Still, then it operates with almost no fuel cost, and only with O&M costs for another 51,6 years.

A very good deal, in my opinion.

Peak oil is not an energy crisis. It is a liquid fuel crisis.

by Starvid on Fri Mar 2nd, 2007 at 10:58:50 AM EST
I still can't figure out the discrepancy between the construction cost of an NPP (1,200-1,500 per MW) and the total cost of a nuclear project (~2,000 per MW). They can't mean financinng because financing costs much more than this and is much too variable anyways. So what can they mean? Grounds preparation? Generators? Surely the cooling pool doesn't cost that much.

Another excellent reason to invest in nuclear power, even if it's no more cost-effective than either conservation or wind turbines, is in order to build up expert knowledge. Conservation will never be able to magic steel and concrete into existence. And wind turbines will never be able to provide 100% of all energy. If the costs and benefits are roughly equal then nuclear must be considered to have a decisive advantage.

by richardk (richard kulisz gmail) on Fri Mar 2nd, 2007 at 11:29:50 AM EST
[ Parent ]
Is Nuclear Power a Viable Option for Our Energy Needs?

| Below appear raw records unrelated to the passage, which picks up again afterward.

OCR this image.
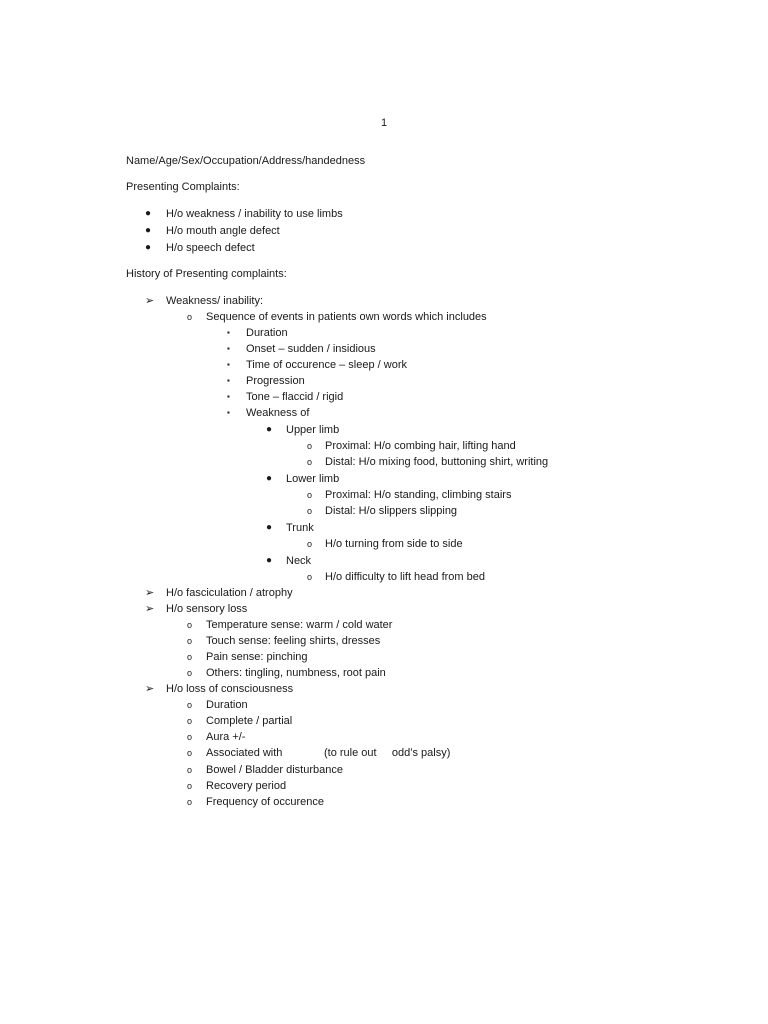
1
Name/Age/Sex/Occupation/Address/handedness
Presenting Complaints:
● H/o weakness / inability to use limbs
● H/o mouth angle defect
● H/o speech defect
History of Presenting complaints:
➢ Weakness/ inability:
o Sequence of events in patients own words which includes
▪ Duration
▪ Onset – sudden / insidious
▪ Time of occurence – sleep / work
▪ Progression
▪ Tone – flaccid / rigid
▪ Weakness of
● Upper limb
o Proximal: H/o combing hair, lifting hand
o Distal: H/o mixing food, buttoning shirt, writing
● Lower limb
o Proximal: H/o standing, climbing stairs
o Distal: H/o slippers slipping
● Trunk
o H/o turning from side to side
● Neck
o H/o difficulty to lift head from bed
➢ H/o fasciculation / atrophy
➢ H/o sensory loss
o Temperature sense: warm / cold water
o Touch sense: feeling shirts, dresses
o Pain sense: pinching
o Others: tingling, numbness, root pain
➢ H/o loss of consciousness
o Duration
o Complete / partial
o Aura +/-
o Associated with	(to rule out     odd’s palsy)
o Bowel / Bladder disturbance
o Recovery period
o Frequency of occurence
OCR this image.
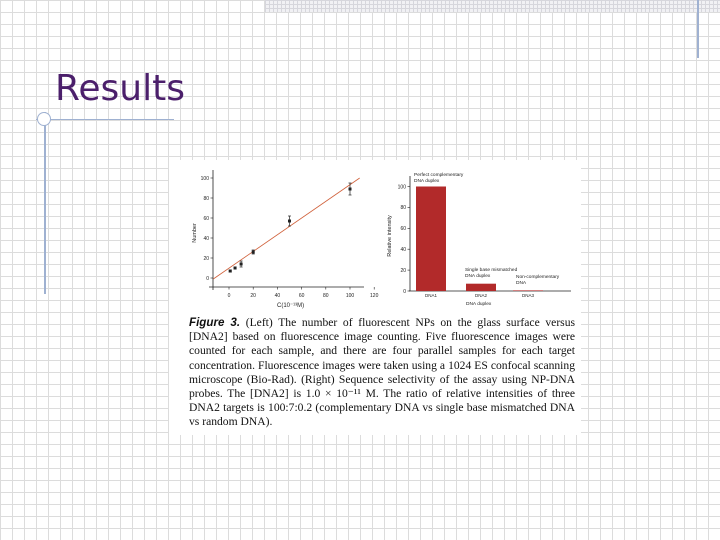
Results
0	20	40	60	80	100	120
0
20
40
60
80
100
C(10⁻¹³M)
Number
0
20
40
60
80
100
DNA1	DNA2	DNA3
Perfect complementary
DNA duplex
Single base mismatched
DNA duplex	Non-complementary
DNA
DNA duplex
Relative intensity
Figure 3. (Left) The number of fluorescent NPs on the glass surface versus [DNA2] based on fluorescence image counting. Five fluorescence images were counted for each sample, and there are four parallel samples for each target concentration. Fluorescence images were taken using a 1024 ES confocal scanning microscope (Bio-Rad). (Right) Sequence selectivity of the assay using NP-DNA probes. The [DNA2] is 1.0 × 10⁻¹¹ M. The ratio of relative intensities of three DNA2 targets is 100:7:0.2 (complementary DNA vs single base mismatched DNA vs random DNA).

In the long run, we're all dead. John Maynard Keynes
by Jerome a Paris (etg@eurotrib.com) on Fri Mar 2nd, 2007 at 12:24:29 PM EST
Thanks Jerome, this is a great reference.  Here is another that I've found to be good (not that you need it but others may find it helpful), and it has some good links as well.  They are all produced by industry, so obviously they have a point of view and an agenda.  But still, it's a good tutorial.
by wchurchill on Fri Mar 2nd, 2007 at 03:33:47 PM EST
[ Parent ]
I think your diary is spot on.  I guess we're not the only ones that think that, as the price of uranium has soared.  That's not really a big deal though, as I imagine you know, because the cost of the uranium itself is a very small part of the cost of producing power with uranium.  Actually the surprising thing really is that there has been minimal press regarding this explosion in the price, and in the uranium mining stocks.  It sometimes seems it's almost a secret.
by wchurchill on Fri Mar 2nd, 2007 at 03:29:15 PM EST
So light water reactors are inherently stable to first order. Of course things can and do go wrong

Well, yeah.  

The liquor cabinet is empty so we are drinking the shaving lotion.  We'll start in on the rubbing alcohol next.  


The Fates are kind.

by Gaianne on Fri Mar 2nd, 2007 at 10:54:50 PM EST
your comment about conservation leading to starvation is a dick cheney talking point.

i'm sure he will make a killing if you're right about NP.

well said gaianne, this is patho-logic at its sneering worst.

and rk, your tone goes well with your position, as well as your trashing fran's comment.

thoroughly nasty and rated accordingly.

i like having oppositional viewpoints, and wchurchill plays really nice, making him a pleasure to read and respond to.

between starvid and nnadir, i think the pro-nuke camp is already well enough represented here without any further propaganda from individuals who dig shit-stirring for twisted kicks.

rk, your attitude sucks, imo.

even more than your opinion, lol!

can't you find some other site to regale with your bitter gall?

a peaceful, nuke-free sunday to all.

'The history of public debt is full of irony. It rarely follows our ideas of order and justice.' Thomas Piketty

by melo (melometa4(at)gmail.com) on Sun Mar 4th, 2007 at 02:46:07 AM EST
thank you melo.  I know the comment regarding me was not your main focus, but it warmed my heart.  It was a kind and generous comment.